Your quick reference guide to common terms and concepts in the Apache Kafka ecosystem.
Core Kafka Concepts
Broker
A Kafka server that stores data and serves client requests. A Kafka cluster is composed of one or more brokers.
Topic
A category or feed name to which records are published. Topics in Kafka are partitioned and replicated.
Partition
A subsection of a topic. Partitions are the fundamental unit of parallelism in Kafka. Each partition is an ordered, immutable sequence of records.
Offset
A unique, sequential identifier assigned to each record within a partition. Consumers use offsets to track their position in a partition.
Producer
A client application that publishes (writes) records to Kafka topics.
Consumer
A client application that subscribes to (reads and processes) records from Kafka topics.
Consumer Group
A group of consumers that jointly consume records from one or more topics. Each partition is consumed by at most one consumer within a group.
Leader (Partition Leader)
For each partition, one broker acts as the leader. All read and write requests for that partition go through the leader.
Follower (Partition Follower)
Brokers that host replicas of a partition but are not the leader. Followers passively replicate data from the leader.
Replication
The process of copying partition data across multiple brokers for fault tolerance. The number of replicas is the replication factor.
ISR (In-Sync Replicas)
The set of partition replicas that are fully caught up with the leader. Only ISRs are eligible to be elected as the new leader if the current leader fails.
Event / Message / Record
The unit of data in Kafka. It typically consists of a key, a value, a timestamp, and optional headers.
Kafka Ecosystem and Advanced Concepts
Kafka Streams
A client library for building stream processing applications and microservices where input and output data are stored in Kafka.
KStream
An abstraction in Kafka Streams representing an unbounded, continuously updating sequence of key-value records.
KTable
An abstraction in Kafka Streams representing a changelog stream, modeling a dataset where each key has a single, updatable value.
Kafka Connect
A framework for scalably and reliably streaming data between Apache Kafka and other systems using connectors.
Connector (Source/Sink)
A component in Kafka Connect that moves data. Source connectors import data into Kafka, and Sink connectors export data from Kafka.

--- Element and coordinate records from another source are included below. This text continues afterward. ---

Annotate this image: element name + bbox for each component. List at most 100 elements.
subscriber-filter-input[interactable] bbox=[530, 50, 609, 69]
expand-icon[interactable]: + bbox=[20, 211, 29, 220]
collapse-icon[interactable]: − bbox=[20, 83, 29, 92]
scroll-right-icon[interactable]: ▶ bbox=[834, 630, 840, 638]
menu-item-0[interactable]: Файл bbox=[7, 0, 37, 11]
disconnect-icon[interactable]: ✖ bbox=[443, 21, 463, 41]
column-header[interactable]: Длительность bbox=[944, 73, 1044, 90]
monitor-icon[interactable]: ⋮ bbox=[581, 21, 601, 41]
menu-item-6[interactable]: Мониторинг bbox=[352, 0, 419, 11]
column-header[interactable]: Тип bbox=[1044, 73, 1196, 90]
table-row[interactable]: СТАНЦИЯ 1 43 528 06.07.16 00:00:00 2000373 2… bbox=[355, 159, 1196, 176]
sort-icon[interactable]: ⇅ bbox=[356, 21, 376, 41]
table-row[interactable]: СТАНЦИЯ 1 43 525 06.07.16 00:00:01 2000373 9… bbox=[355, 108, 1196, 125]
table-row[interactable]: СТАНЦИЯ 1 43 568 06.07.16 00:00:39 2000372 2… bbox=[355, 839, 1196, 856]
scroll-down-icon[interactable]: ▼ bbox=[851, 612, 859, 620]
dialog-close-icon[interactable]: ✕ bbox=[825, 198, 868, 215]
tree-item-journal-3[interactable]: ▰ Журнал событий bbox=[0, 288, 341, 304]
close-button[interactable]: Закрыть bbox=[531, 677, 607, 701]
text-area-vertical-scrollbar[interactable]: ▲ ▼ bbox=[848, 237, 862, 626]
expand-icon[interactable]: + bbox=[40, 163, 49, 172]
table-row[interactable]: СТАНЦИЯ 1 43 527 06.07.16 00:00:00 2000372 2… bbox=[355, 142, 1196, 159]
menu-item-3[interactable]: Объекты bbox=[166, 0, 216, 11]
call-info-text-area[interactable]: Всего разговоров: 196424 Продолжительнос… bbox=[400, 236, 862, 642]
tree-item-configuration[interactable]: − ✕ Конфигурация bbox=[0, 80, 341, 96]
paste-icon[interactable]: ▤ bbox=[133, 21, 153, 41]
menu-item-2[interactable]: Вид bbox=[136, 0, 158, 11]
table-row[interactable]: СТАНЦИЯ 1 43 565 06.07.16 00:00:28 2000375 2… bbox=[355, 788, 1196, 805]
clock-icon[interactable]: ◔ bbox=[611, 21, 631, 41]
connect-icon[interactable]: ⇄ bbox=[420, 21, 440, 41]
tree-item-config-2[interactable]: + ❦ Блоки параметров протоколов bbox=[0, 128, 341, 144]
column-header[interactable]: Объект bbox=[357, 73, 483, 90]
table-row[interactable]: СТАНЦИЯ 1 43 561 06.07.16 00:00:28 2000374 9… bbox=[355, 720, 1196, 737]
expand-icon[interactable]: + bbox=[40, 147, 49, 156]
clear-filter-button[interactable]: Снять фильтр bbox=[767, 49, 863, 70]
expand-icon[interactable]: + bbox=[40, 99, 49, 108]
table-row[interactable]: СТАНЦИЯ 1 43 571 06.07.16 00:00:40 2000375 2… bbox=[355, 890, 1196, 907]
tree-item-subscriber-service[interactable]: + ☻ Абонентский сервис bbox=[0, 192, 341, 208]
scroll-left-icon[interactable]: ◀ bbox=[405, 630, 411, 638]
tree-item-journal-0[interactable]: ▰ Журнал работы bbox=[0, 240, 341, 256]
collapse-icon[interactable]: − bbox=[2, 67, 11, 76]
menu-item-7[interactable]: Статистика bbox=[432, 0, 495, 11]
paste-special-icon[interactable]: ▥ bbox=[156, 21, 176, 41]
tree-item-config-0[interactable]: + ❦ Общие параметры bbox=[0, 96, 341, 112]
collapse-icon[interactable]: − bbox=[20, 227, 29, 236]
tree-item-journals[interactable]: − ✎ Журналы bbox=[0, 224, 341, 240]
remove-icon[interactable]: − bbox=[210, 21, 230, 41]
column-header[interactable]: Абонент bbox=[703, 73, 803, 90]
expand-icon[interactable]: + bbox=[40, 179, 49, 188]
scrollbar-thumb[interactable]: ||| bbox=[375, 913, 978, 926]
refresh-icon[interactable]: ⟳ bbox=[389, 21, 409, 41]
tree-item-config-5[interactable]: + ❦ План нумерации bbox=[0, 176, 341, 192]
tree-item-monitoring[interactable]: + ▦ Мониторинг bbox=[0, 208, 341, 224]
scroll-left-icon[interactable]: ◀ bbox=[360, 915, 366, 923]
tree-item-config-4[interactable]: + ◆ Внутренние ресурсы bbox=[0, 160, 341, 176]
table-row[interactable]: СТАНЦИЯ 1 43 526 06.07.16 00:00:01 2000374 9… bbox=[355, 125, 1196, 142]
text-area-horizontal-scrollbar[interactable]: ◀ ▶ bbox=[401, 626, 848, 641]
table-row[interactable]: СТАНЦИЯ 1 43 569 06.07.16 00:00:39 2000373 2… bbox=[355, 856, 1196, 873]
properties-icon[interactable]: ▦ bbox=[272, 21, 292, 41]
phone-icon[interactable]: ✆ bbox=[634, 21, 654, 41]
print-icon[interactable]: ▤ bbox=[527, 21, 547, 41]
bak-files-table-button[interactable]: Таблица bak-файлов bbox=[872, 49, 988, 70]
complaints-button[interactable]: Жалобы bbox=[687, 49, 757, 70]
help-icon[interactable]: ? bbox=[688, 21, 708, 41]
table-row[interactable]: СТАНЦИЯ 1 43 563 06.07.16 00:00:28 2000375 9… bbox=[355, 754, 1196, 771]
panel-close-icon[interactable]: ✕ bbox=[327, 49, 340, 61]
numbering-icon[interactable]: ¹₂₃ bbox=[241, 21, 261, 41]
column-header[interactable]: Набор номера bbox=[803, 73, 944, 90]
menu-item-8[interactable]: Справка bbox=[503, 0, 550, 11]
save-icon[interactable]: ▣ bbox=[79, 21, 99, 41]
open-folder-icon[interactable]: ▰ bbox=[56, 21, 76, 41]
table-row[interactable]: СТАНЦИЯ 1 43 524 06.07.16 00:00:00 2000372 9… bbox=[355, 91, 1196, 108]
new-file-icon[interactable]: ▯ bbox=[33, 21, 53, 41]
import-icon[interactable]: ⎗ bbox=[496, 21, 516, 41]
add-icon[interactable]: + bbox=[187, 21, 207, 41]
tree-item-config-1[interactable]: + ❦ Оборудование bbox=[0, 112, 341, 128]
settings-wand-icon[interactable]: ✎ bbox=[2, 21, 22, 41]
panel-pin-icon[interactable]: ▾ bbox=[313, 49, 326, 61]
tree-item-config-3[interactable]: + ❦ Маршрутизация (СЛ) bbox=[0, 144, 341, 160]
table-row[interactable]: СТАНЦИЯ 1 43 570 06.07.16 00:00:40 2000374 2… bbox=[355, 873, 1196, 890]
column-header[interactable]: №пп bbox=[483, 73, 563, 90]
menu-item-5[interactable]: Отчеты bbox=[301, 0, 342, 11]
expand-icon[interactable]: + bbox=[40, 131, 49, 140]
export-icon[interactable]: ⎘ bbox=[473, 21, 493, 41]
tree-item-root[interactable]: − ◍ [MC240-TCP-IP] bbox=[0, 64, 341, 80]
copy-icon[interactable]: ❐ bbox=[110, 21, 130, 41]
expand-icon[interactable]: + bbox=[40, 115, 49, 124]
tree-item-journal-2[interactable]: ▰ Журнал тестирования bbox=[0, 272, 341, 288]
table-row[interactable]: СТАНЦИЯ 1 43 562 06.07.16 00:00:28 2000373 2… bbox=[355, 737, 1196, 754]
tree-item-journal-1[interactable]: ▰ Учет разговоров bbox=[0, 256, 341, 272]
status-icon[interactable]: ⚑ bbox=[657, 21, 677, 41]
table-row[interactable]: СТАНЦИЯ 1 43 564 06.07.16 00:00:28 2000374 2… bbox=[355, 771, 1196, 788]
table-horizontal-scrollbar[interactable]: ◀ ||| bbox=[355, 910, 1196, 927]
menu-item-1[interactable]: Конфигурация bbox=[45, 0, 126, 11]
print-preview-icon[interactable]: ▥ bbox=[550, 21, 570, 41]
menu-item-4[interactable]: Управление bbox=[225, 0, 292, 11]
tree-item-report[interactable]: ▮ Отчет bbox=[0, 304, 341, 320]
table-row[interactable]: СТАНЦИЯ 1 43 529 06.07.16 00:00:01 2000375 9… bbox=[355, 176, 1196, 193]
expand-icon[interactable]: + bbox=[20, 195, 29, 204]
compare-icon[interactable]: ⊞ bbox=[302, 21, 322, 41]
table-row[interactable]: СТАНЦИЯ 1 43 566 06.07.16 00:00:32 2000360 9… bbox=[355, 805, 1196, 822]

A processing guarantee ensuring that each message is processed exactly once, even in the presence of failures. Kafka supports EOS for producers and Kafka Streams applications.
Lag (Consumer Lag)
The difference in offsets between the last message produced to a partition and the last message consumed by a consumer group from that partition.
Bootstrap Servers
A list of one or more Kafka broker addresses that a client uses to make its initial connection to the Kafka cluster.
Understanding these terms is crucial for anyone working with Apache Kafka, from developers to administrators.